The big picture: AI is trendy, but making real world advances that will be noticeable in consumer products. Nvidia's latest Tesla T4 GPU will help bring down costs of services relying on cloud-based AI systems by offering better performance with relatively low power consumption.

Nvidia has launched a new AI data center platform using new Tesla T4 GPUs. The TensorRT Hyperscale Inference Platform is designed to accelerate inferences made from voice, images, and video.

Arriving with 320 Turing Tensor Cores and 2,560 CUDA cores, the Tesla T4 offers extensive number crunching abilities on a small PCIe form factor requiring only 75W. FP16 performance peaks at 65 teraflops, INT8 operations reach up to 130 teraflops, followed by INT4 at 260 teraflops. A standard 16GB of GDDR6 memory results in bandwidth exceeding 320 GB/s

When working with video, the T4 can decode up to 38 full-HD streams simultaneously. New dedicated hardware transcoding engines effectively double the performance in this use case over previous generation hardware.

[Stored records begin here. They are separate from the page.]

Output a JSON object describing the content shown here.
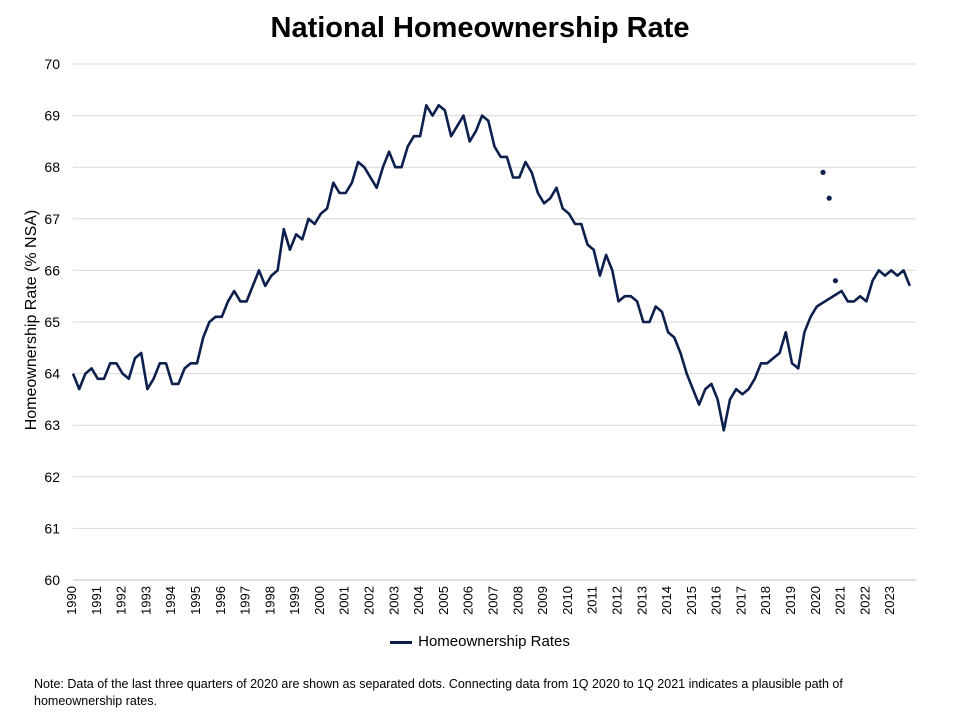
{
  "chart_data": {
    "type": "line",
    "title": "National Homeownership Rate",
    "ylabel": "Homeownership Rate (% NSA)",
    "xlabel": "",
    "ylim": [
      60,
      70
    ],
    "yticks": [
      60,
      61,
      62,
      63,
      64,
      65,
      66,
      67,
      68,
      69,
      70
    ],
    "x_tick_labels": [
      "1990",
      "1991",
      "1992",
      "1993",
      "1994",
      "1995",
      "1996",
      "1997",
      "1998",
      "1999",
      "2000",
      "2001",
      "2002",
      "2003",
      "2004",
      "2005",
      "2006",
      "2007",
      "2008",
      "2009",
      "2010",
      "2011",
      "2012",
      "2013",
      "2014",
      "2015",
      "2016",
      "2017",
      "2018",
      "2019",
      "2020",
      "2021",
      "2022",
      "2023"
    ],
    "grid": "horizontal",
    "legend": "bottom",
    "series": [
      {
        "name": "Homeownership Rates",
        "color": "#0d1f4d",
        "start": "1990 Q1",
        "values": [
          64.0,
          63.7,
          64.0,
          64.1,
          63.9,
          63.9,
          64.2,
          64.2,
          64.0,
          63.9,
          64.3,
          64.4,
          63.7,
          63.9,
          64.2,
          64.2,
          63.8,
          63.8,
          64.1,
          64.2,
          64.2,
          64.7,
          65.0,
          65.1,
          65.1,
          65.4,
          65.6,
          65.4,
          65.4,
          65.7,
          66.0,
          65.7,
          65.9,
          66.0,
          66.8,
          66.4,
          66.7,
          66.6,
          67.0,
          66.9,
          67.1,
          67.2,
          67.7,
          67.5,
          67.5,
          67.7,
          68.1,
          68.0,
          67.8,
          67.6,
          68.0,
          68.3,
          68.0,
          68.0,
          68.4,
          68.6,
          68.6,
          69.2,
          69.0,
          69.2,
          69.1,
          68.6,
          68.8,
          69.0,
          68.5,
          68.7,
          69.0,
          68.9,
          68.4,
          68.2,
          68.2,
          67.8,
          67.8,
          68.1,
          67.9,
          67.5,
          67.3,
          67.4,
          67.6,
          67.2,
          67.1,
          66.9,
          66.9,
          66.5,
          66.4,
          65.9,
          66.3,
          66.0,
          65.4,
          65.5,
          65.5,
          65.4,
          65.0,
          65.0,
          65.3,
          65.2,
          64.8,
          64.7,
          64.4,
          64.0,
          63.7,
          63.4,
          63.7,
          63.8,
          63.5,
          62.9,
          63.5,
          63.7,
          63.6,
          63.7,
          63.9,
          64.2,
          64.2,
          64.3,
          64.4,
          64.8,
          64.2,
          64.1,
          64.8,
          65.1,
          65.3,
          null,
          null,
          null,
          65.6,
          65.4,
          65.4,
          65.5,
          65.4,
          65.8,
          66.0,
          65.9,
          66.0,
          65.9,
          66.0,
          65.7
        ]
      }
    ],
    "separated_dots": [
      {
        "quarter": "2020 Q2",
        "value": 67.9
      },
      {
        "quarter": "2020 Q3",
        "value": 67.4
      },
      {
        "quarter": "2020 Q4",
        "value": 65.8
      }
    ],
    "note": "Note: Data of the last three quarters of 2020  are shown as separated dots. Connecting data from 1Q 2020  to 1Q 2021  indicates a plausible path of homeownership rates."
  }
}
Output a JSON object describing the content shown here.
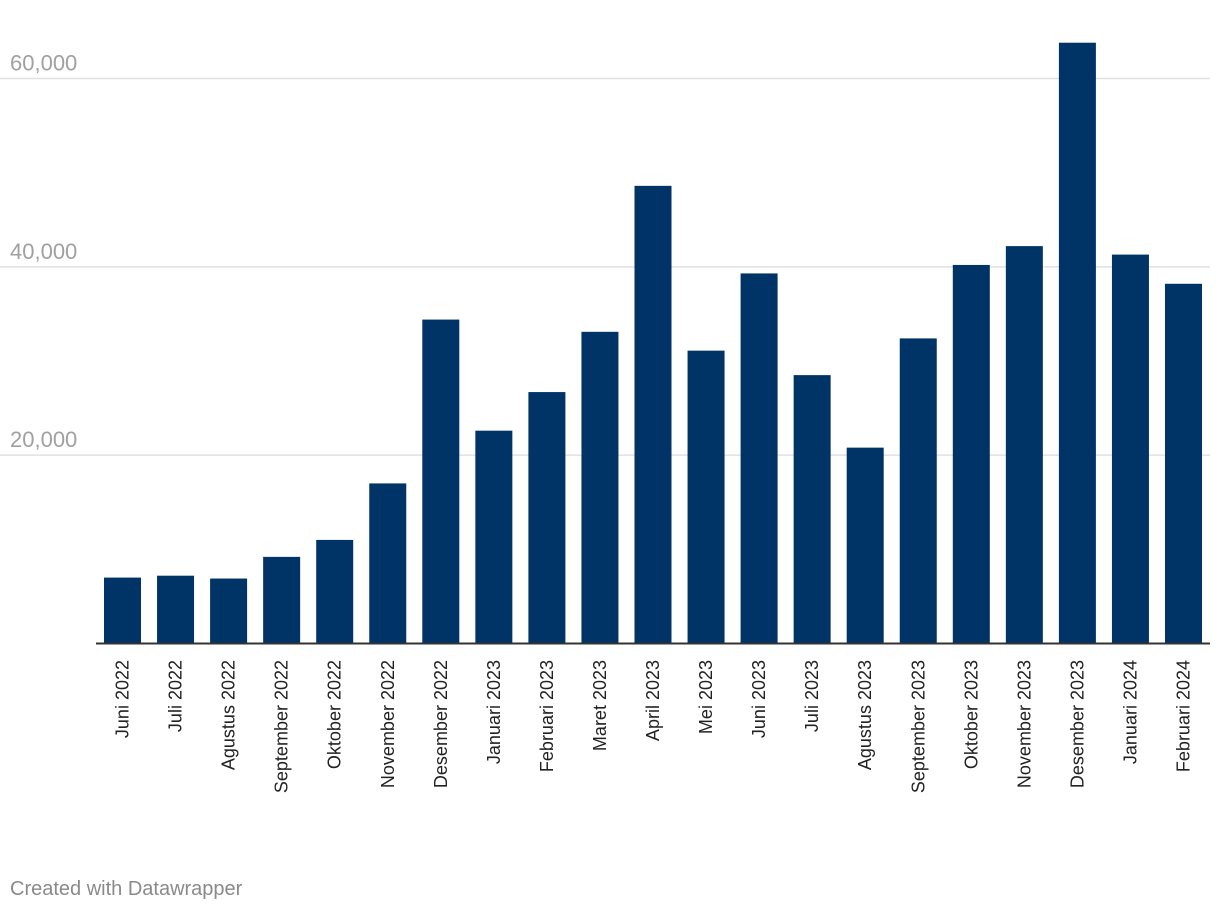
{
  "chart_data": {
    "type": "bar",
    "title": "",
    "xlabel": "",
    "ylabel": "",
    "categories": [
      "Juni 2022",
      "Juli 2022",
      "Agustus 2022",
      "September 2022",
      "Oktober 2022",
      "November 2022",
      "Desember 2022",
      "Januari 2023",
      "Februari 2023",
      "Maret 2023",
      "April 2023",
      "Mei 2023",
      "Juni 2023",
      "Juli 2023",
      "Agustus 2023",
      "September 2023",
      "Oktober 2023",
      "November 2023",
      "Desember 2023",
      "Januari 2024",
      "Februari 2024"
    ],
    "values": [
      7000,
      7200,
      6900,
      9200,
      11000,
      17000,
      34400,
      22600,
      26700,
      33100,
      48600,
      31100,
      39300,
      28500,
      20800,
      32400,
      40200,
      42200,
      63800,
      41300,
      38200
    ],
    "ylim": [
      0,
      67000
    ],
    "yticks": [
      {
        "value": 20000,
        "label": "20,000"
      },
      {
        "value": 40000,
        "label": "40,000"
      },
      {
        "value": 60000,
        "label": "60,000"
      }
    ],
    "grid": true,
    "bar_color": "#003366",
    "grid_color": "#e0e0e0",
    "axis_color": "#333333"
  },
  "footer": {
    "credit": "Created with Datawrapper"
  }
}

Nvidia's goal with the new platform is to offer real time processing with reduced latency in end-to-end applications. Different types of neural networks are required to handle making inferences on input media, which is why accelerating all of them on one architecture is no easy feat.

Tesla T4 GPUs are able to handle more than 40 times the number of queries compared to traditional CPUs by themselves when working with AI inference software. Note that Nvidia's comparison is to an 18-core Xeon Gold that retails north of $2,000.

Over the next five years, Nvidia has estimated that the AI inference market will reach $20 billion. Some customers helping Nvidia to realize that potential include Microsoft, Google, HPE, Dell EMC, Cisco, and IBM Cognitive Systems.

Early access to Tesla T4 GPUs on Google Cloud Platform is available upon request following review. Other major cloud providers will be implementing Nvidia's new GPUs shortly.